Intervention studies with a MIND diet are now beginning to be published. Positive results were seen in a trial of cognitive performance and brain structure in healthy women who were obese. However, a more recent longer-term study that ran for 3 years in healthy adults with a family history of dementia failed to show a difference on cognition or brain structure in those who followed the MIND diet compared to a control group. However, in that last study, a key aspect was that the diets of both groups were designed to provide a mild level of calorie restriction meaning weight loss was seen in both groups. This could have masked direct benefits from the diet itself as both groups actually saw similar improvements in cognition over the study.

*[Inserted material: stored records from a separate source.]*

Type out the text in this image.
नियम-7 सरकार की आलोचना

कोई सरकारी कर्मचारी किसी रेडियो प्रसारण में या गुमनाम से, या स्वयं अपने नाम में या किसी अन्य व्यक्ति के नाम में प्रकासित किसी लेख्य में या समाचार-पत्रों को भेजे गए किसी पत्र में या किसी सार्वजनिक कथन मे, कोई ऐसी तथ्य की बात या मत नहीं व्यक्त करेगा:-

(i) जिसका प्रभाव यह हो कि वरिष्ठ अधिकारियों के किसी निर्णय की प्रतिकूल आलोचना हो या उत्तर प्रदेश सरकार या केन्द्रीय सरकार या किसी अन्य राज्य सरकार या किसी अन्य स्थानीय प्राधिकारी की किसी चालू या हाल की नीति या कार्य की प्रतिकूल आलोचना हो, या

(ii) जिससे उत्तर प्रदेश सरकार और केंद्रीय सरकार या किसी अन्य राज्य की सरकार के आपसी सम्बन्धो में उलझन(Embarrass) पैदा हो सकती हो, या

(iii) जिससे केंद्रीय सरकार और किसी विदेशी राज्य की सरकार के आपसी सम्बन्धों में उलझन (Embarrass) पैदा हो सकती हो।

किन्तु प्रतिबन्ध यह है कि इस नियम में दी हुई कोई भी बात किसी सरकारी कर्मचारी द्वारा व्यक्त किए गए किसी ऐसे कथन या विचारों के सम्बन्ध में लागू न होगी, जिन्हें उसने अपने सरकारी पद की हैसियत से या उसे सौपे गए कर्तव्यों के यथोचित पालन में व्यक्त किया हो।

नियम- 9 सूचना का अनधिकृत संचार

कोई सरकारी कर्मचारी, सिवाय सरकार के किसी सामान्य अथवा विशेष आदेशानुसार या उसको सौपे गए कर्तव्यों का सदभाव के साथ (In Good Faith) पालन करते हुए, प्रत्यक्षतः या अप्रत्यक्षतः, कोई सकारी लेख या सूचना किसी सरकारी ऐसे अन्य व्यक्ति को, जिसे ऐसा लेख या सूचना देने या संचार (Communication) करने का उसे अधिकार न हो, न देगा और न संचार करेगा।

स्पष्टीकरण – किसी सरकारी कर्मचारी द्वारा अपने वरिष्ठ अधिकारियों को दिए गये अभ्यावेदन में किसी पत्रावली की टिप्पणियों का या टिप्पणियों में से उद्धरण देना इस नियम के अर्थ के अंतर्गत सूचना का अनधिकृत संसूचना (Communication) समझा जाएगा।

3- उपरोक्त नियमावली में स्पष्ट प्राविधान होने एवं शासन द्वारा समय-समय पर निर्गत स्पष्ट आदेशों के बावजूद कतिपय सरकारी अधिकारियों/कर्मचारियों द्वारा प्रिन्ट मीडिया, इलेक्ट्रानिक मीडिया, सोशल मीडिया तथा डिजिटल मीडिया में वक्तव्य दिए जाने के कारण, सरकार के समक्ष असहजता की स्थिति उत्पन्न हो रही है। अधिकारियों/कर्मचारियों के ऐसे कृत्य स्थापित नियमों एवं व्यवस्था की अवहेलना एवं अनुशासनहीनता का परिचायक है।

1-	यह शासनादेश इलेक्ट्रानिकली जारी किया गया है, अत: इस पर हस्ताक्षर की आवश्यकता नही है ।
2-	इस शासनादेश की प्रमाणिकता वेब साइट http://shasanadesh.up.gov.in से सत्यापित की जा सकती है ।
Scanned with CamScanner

And final mention goes to our gut microbiota which, as you can probably guess, changes with older age, especially over the age of 80 where diet, lifestyle and other factors have the biggest impact on health. The ageing microbiota, like the ageing person, suffers from reduced resilience. And there is now some research to show that there could also be a healthy microbiome fingerprint linked to improved health and longevity, though this is certainly a very nascent area.
What it all means
Some aspects of ageing may be inevitable, but the risk of specific age-related diseases and disability may, in part, be modified by dietary choices. This means that nutrition becomes even more important in older age when you consider how many barriers can arise to eating well.
Two of the most important aspects of ageing well come from regular resistance exercise and meeting a higher goal for protein which together can help fight against age-related loss of muscle mass. Furthermore, increasing evidence suggests that a variant around the theme of a Mediterranean-style diet that is high in fruit (especially berries), nuts, legumes, fish and vegetables may reduce the risk of both mild cognitive impairment and dementia along with improving gut microbiota health. The theme of this style of eating can be adapted to any person’s dietary preferences or cultural background and is not a way of eating that should be changed to in older age, but instead to be adopted earlier in life.
Stacey says
Great blog post on the importance of modifications to lifestyle – changes to diet and exercise can see improvements to health in the aging populations. I also love the reference to papers where we can get more information on the studies. Thanks Tim
Ide-marie Venter says
I’m a dietitian and love the way you combine tons of research and make it easily understandable. Love your work!